The Once And Future Toronto?
There was a time when Toronto was one of the world’s intellectual centers, writes Philip Marchand, a gathering place for the study of what used to be called “arts and letters,” and there are those who believe it can be again. But as Canada embarks on a supposed ‘new direction’ under Prime Minister Paul Martin, one has to wonder about the priorities of the new PM and his countrymen. With the University of Toronto deemphasizing many of its less ‘glamorous’ departments and the country as a whole seemingly under-interested in the pursuit of studied thought for its own sake, can Toronto really be on the intellectual comeback trail?

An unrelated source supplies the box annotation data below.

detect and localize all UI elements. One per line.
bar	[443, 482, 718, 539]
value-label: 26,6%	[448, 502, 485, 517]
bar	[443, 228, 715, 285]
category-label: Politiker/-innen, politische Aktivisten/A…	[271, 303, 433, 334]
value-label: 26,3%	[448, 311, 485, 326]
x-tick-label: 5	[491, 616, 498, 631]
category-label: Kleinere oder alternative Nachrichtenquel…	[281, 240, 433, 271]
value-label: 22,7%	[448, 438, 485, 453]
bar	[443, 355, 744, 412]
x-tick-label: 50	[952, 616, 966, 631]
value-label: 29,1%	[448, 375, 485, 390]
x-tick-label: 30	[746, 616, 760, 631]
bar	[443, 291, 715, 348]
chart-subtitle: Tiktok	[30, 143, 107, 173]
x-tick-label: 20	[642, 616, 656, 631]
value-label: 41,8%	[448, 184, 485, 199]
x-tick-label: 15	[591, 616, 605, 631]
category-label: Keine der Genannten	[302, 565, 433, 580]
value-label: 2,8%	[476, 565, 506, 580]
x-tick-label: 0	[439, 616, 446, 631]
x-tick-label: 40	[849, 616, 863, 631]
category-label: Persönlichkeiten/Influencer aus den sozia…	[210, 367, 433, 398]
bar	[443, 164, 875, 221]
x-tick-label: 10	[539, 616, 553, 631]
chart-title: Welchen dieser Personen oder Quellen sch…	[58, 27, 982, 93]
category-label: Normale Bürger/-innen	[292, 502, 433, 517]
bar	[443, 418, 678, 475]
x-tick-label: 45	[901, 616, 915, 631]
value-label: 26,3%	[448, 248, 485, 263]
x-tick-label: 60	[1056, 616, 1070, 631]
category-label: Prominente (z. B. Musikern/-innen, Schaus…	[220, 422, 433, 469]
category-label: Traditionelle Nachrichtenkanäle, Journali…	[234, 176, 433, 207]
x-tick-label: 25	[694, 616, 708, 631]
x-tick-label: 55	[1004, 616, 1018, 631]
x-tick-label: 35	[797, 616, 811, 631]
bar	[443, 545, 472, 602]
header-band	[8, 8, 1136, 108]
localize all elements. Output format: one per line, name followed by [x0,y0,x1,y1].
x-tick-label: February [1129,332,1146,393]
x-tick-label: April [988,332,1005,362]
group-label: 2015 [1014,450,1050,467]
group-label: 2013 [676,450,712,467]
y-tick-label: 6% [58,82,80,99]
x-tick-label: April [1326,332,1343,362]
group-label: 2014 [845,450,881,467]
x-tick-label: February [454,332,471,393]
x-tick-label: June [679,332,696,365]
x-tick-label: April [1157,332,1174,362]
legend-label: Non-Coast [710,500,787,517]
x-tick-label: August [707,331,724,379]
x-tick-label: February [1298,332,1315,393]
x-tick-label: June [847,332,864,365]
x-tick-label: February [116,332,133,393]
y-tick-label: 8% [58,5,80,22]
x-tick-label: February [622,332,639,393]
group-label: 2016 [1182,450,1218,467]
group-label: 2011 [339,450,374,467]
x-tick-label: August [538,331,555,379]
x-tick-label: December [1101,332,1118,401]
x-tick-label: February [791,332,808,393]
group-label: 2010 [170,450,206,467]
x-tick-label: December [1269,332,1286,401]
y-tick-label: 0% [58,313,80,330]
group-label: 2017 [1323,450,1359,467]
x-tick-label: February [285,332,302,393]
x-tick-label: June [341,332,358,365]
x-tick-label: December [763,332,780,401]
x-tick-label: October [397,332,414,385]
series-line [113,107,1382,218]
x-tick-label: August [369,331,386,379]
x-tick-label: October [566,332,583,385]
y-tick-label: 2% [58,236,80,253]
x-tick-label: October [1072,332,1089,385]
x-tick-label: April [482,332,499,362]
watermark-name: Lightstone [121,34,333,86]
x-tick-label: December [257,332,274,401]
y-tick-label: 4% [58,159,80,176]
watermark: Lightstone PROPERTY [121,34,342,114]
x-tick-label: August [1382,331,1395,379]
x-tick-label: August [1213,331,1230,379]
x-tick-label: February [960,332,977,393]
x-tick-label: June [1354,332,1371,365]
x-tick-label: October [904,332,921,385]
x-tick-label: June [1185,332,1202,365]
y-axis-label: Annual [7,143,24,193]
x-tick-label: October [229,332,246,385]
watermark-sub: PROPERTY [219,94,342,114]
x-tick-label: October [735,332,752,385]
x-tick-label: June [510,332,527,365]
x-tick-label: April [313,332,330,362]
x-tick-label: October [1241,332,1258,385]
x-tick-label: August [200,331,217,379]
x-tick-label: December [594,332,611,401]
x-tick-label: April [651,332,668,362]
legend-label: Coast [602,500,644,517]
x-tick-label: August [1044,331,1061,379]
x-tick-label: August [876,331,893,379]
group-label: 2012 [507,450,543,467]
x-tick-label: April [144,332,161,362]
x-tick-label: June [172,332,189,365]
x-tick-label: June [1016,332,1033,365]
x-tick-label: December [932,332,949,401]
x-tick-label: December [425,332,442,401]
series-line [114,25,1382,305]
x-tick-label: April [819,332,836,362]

Reasonable Faith, Or Faith In Reason?
The 21st century’s great intellectual conflict seems to be coming into focus, and it is a battle between Reason, the logic-based truth of scientists and academics; and Faith, the popular notion that truth is as much what we believe as what we can prove. The battle could be seen as a conflict between East and West, but those lines are blurring daily. It could be perceived as a battle between Left and Right, with the American right now teeming with evangelical Christians, and the left with secular intellectuals, but that leaves out the complicating factors of what is shaping up to be a truly global debate. “It is a conflict between competing certainties: between followers of Faith, who know because they believe, and followers of Reason, who believe because they know.”